Nog één heuvel, dan zijn ze er. De eksters zijn het eerst boven. Ze zitten in een boom en roepen opgewonden. Thomas holt naar boven, daar blijft hij staan.
Wat mooi, de zon schijnt op al die zeilen. De hele baai ligt vol schepen. Grote schepen, met dubbele rijen kanonnen. Kleine bootjes zeilen er tussendoor. Roeiboten vol soldaten varen naar het land. De soldaten springen uit de boten, dan klimmen ze tegen de rots op. Thomas ziet ze, hij hoort ze roepen. Toch is hij nog ver weg.
Hij gaat naar de soldaten. Wat een drukte, op de rotsen zijn soldaten, in de straatjes van het vissersdorp lopen ze, op de akkers, in het bos, overal soldaten.
Er zijn ook paarden. Wat zien die dieren er slecht uit. Varen is zeker niet leuk voor een paard. Ze lopen met moeite de heuvel op. Soms valt een paard zomaar om. | |
[pagina 23]
| |
Dan trekken de soldaten het dier omhoog. Ze doen dat heel ruw.
Thomas heeft medelijden met de paarden. Vlakbij hem struikelt een mooi, lichtbruin paardje. Thomas holt erheen, hij knielt naast het paard. ‘Heb je je pijn gedaan?’ Het paard kijkt Thomas aan, heel verdrietig. ‘Kom maar, daar boven is lekker gras.’
Het paard probeert op te staan. Twee soldaten willen het dier schoppen. Thomas roept: ‘Niet doen, hij is moe!’ De mannen verstaan Thomas niet, toch schoppen ze het paard niet.
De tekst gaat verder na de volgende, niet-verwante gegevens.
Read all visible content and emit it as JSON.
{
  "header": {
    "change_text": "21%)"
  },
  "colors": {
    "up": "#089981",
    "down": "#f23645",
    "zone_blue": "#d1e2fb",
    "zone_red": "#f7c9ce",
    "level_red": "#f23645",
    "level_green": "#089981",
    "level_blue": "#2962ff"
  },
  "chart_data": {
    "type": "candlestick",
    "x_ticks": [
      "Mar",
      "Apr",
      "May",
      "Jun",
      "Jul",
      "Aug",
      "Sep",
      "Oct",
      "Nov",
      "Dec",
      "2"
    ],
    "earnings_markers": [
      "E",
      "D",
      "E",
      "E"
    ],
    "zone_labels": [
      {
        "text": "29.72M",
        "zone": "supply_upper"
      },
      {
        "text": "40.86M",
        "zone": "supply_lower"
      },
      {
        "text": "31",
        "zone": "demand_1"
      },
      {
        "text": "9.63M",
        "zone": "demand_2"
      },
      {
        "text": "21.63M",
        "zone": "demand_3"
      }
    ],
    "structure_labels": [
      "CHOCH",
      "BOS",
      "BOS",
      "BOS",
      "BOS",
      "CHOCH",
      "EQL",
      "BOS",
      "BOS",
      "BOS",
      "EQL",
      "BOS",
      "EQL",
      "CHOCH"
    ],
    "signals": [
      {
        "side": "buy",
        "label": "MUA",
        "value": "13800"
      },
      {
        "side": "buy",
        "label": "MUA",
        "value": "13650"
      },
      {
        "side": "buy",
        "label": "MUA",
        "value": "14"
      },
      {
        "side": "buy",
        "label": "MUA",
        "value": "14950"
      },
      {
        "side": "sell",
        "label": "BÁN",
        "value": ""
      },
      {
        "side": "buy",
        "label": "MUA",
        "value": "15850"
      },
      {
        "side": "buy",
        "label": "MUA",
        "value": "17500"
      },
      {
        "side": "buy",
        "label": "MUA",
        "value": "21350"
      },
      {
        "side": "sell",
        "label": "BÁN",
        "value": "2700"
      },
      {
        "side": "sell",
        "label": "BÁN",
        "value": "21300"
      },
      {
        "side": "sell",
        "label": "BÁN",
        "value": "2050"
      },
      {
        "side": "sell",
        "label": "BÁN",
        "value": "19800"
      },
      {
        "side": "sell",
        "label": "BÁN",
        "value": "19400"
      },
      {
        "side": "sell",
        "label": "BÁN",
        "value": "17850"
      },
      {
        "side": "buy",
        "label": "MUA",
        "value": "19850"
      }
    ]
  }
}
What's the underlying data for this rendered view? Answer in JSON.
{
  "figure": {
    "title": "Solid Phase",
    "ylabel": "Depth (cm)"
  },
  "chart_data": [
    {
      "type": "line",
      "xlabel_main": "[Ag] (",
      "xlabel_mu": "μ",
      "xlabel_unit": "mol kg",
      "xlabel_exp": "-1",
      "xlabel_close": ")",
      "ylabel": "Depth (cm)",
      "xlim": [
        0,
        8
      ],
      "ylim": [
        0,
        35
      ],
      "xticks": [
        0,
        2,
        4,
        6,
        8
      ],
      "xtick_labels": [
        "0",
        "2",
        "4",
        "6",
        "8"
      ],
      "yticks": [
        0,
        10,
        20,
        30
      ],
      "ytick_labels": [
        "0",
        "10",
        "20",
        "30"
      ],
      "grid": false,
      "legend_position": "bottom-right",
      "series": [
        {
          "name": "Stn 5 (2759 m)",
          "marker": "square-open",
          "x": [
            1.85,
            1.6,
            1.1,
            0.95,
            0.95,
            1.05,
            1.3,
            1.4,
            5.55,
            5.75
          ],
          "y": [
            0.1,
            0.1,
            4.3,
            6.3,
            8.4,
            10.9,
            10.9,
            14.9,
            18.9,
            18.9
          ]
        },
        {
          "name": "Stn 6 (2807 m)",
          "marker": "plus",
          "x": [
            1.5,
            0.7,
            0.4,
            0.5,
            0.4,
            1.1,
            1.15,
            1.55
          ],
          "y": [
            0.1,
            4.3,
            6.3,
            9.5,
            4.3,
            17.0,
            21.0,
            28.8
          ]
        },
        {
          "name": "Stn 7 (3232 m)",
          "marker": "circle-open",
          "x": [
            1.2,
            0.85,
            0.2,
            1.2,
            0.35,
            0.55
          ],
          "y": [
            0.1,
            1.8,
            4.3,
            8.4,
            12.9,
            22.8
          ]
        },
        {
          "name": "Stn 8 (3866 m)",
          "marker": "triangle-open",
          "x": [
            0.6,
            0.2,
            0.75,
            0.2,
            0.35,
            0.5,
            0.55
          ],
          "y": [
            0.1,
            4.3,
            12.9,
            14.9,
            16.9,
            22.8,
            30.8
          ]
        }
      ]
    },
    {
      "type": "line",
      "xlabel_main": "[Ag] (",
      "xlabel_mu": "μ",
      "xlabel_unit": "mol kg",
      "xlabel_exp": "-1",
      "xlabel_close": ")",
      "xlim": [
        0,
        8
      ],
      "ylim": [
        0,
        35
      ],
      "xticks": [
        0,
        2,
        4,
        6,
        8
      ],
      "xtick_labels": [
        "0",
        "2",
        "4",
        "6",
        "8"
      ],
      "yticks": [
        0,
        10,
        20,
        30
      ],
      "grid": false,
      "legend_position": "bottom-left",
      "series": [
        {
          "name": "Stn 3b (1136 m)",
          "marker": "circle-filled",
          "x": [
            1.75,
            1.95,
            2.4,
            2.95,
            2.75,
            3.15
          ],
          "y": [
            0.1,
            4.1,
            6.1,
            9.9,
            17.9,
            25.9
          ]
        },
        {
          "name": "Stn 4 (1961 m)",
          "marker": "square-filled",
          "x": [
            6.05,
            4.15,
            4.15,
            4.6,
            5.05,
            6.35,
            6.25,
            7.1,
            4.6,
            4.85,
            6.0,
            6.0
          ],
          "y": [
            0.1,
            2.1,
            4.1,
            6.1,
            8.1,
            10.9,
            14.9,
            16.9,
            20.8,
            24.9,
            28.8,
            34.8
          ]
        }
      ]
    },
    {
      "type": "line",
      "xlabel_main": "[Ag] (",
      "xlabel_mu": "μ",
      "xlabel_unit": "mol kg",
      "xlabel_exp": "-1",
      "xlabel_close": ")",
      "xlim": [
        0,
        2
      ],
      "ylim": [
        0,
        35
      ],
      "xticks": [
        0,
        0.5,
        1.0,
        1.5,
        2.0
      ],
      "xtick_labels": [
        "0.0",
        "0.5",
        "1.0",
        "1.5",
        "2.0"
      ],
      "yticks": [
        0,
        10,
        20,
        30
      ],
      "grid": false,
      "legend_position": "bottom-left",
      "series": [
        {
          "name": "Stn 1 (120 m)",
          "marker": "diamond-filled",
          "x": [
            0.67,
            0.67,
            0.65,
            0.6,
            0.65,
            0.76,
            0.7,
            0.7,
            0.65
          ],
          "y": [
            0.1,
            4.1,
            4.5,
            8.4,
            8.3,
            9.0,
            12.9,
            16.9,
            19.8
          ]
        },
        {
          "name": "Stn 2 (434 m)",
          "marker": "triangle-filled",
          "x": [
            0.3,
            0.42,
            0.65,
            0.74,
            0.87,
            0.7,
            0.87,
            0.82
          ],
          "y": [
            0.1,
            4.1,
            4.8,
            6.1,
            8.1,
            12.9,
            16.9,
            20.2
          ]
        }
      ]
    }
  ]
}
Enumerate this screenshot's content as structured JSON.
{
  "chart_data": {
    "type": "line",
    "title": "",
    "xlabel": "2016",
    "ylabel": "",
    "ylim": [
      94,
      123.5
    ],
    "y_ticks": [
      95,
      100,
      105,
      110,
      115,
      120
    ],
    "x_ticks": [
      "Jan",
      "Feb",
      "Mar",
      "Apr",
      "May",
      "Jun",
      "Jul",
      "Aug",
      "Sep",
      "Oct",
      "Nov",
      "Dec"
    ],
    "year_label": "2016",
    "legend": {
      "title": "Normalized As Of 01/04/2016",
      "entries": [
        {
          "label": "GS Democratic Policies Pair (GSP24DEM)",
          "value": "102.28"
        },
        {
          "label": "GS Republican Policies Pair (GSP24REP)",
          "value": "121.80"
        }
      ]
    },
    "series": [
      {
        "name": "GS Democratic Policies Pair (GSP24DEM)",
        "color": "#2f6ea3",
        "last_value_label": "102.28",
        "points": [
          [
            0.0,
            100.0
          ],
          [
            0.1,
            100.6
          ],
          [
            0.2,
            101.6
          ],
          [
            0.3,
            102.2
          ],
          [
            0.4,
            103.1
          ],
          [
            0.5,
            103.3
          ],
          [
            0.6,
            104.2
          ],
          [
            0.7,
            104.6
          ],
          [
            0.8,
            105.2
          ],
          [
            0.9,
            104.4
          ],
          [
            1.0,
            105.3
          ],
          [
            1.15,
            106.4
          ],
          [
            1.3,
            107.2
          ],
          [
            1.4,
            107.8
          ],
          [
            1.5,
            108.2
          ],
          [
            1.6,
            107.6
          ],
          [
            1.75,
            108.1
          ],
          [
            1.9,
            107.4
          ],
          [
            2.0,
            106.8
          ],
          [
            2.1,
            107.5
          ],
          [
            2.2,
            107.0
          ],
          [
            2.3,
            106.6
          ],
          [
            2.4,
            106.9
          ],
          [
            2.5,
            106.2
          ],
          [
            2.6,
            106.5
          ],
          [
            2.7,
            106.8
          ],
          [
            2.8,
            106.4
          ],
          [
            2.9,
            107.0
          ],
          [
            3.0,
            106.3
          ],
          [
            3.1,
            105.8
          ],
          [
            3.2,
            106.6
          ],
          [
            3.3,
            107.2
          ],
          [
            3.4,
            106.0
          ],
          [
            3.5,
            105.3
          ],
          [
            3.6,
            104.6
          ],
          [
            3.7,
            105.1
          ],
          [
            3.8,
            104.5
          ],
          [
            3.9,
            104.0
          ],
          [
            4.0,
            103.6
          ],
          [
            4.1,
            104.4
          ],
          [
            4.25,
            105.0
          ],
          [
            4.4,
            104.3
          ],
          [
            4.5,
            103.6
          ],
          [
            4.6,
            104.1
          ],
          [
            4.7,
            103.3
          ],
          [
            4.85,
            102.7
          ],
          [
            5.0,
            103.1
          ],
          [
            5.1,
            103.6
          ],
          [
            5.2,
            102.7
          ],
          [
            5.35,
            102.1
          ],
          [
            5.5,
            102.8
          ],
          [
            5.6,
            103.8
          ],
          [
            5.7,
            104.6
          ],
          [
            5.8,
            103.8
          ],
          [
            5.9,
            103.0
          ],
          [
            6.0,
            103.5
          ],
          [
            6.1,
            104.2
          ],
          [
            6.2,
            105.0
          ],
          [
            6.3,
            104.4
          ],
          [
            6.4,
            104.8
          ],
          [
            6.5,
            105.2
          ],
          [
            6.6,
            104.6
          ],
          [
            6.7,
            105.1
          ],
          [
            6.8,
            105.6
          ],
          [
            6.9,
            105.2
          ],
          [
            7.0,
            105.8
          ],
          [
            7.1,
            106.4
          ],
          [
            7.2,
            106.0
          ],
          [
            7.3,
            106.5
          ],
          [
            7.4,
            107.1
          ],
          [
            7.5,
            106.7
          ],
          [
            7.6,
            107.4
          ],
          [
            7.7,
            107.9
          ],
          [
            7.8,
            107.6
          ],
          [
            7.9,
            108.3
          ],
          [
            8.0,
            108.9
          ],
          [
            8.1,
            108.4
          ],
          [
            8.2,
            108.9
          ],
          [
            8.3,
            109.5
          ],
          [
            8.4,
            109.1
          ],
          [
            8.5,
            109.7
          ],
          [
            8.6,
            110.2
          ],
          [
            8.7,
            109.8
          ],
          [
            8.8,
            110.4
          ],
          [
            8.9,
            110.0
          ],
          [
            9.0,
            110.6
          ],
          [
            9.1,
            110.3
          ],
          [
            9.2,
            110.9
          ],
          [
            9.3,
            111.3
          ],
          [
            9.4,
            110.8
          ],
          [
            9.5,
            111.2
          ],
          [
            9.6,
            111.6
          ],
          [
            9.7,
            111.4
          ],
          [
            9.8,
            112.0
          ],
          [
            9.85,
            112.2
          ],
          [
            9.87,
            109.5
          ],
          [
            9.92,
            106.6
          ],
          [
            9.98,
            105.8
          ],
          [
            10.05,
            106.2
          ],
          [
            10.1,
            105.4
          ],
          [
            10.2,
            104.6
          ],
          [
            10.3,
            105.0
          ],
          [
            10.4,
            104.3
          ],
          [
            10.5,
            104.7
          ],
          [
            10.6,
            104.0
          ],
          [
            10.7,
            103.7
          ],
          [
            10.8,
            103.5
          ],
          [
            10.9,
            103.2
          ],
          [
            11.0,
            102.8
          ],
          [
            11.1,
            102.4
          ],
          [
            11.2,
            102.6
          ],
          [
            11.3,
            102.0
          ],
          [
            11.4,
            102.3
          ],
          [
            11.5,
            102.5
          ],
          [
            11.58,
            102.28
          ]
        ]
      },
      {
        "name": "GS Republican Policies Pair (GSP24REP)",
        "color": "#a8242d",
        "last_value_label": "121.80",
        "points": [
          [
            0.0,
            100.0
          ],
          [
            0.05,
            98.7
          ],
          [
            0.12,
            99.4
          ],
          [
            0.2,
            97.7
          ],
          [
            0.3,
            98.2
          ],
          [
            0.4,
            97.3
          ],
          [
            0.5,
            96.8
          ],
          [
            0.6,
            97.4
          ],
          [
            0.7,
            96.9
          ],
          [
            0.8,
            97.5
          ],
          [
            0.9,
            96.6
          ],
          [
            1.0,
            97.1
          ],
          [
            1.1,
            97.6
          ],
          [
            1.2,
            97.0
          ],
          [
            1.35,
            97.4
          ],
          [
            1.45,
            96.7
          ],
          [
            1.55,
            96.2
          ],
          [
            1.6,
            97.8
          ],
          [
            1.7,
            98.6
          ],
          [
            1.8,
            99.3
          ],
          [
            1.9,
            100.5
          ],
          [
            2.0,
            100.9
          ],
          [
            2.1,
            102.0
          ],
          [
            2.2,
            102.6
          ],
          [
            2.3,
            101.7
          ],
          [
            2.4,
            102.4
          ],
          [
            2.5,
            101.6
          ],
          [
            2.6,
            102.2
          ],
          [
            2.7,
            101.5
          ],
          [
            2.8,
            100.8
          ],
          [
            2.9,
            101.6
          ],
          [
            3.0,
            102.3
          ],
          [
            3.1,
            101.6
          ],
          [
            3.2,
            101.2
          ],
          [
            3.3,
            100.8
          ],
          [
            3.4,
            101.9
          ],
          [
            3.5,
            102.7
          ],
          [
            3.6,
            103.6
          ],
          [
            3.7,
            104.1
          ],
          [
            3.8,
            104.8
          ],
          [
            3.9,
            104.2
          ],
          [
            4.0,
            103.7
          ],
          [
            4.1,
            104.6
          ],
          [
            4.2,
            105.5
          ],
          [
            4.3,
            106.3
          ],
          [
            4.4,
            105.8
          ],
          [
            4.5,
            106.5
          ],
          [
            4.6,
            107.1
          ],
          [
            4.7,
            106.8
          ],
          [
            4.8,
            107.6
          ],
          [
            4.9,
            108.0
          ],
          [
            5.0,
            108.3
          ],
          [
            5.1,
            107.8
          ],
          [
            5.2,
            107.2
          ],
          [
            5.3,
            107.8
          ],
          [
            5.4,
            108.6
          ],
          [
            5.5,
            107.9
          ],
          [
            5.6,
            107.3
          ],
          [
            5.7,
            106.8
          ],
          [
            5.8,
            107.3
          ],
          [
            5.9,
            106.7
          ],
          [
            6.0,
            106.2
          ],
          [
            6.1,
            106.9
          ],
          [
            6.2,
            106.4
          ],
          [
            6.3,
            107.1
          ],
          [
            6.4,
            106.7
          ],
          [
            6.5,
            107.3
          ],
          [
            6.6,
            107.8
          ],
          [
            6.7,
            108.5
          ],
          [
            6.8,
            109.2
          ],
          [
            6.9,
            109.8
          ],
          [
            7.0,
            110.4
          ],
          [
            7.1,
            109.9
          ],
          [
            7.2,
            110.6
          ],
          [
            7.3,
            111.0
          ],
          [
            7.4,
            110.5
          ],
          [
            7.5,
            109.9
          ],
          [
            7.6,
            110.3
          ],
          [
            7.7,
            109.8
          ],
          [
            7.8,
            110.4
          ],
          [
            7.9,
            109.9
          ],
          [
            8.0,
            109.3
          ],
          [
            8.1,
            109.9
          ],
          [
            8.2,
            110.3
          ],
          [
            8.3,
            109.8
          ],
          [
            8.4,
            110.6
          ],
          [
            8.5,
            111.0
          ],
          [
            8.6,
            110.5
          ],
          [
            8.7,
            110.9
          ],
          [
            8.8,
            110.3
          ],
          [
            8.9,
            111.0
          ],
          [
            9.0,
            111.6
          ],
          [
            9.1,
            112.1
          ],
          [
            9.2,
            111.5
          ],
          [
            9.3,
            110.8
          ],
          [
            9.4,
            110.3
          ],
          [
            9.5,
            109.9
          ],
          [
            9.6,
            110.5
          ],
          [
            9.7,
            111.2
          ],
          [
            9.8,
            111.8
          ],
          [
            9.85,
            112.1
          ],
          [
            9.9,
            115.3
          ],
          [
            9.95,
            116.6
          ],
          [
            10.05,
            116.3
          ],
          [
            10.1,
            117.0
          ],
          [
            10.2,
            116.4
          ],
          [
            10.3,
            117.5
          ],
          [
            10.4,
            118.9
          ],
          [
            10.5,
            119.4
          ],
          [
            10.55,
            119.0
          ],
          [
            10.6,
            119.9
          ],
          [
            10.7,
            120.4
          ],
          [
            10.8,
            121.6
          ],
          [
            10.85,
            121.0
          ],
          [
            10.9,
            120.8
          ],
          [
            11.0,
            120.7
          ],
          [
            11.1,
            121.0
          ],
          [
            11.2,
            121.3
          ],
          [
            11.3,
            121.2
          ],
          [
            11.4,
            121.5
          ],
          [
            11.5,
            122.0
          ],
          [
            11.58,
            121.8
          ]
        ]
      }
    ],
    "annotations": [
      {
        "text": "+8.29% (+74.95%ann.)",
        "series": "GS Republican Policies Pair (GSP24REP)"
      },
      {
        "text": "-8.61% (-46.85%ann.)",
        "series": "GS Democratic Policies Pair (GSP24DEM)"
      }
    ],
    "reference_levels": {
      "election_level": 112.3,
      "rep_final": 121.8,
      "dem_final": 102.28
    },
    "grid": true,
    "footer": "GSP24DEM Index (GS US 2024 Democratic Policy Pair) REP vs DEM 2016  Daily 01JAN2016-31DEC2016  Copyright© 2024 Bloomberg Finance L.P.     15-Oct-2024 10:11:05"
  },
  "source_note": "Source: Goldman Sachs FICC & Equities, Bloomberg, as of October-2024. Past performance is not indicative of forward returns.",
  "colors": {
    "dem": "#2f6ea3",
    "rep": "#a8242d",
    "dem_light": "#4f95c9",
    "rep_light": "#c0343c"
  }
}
Thomas praat vriendelijk met het paard. Het luistert en het is niet meer zo droevig. ‘Kom maar naar het gras’, zegt Thomas. Het paard staat op en wil met Thomas meelopen. Maar het moet met de soldaten mee. Thomas blijft achter. Het lieve paardje kijkt nog drie keer om.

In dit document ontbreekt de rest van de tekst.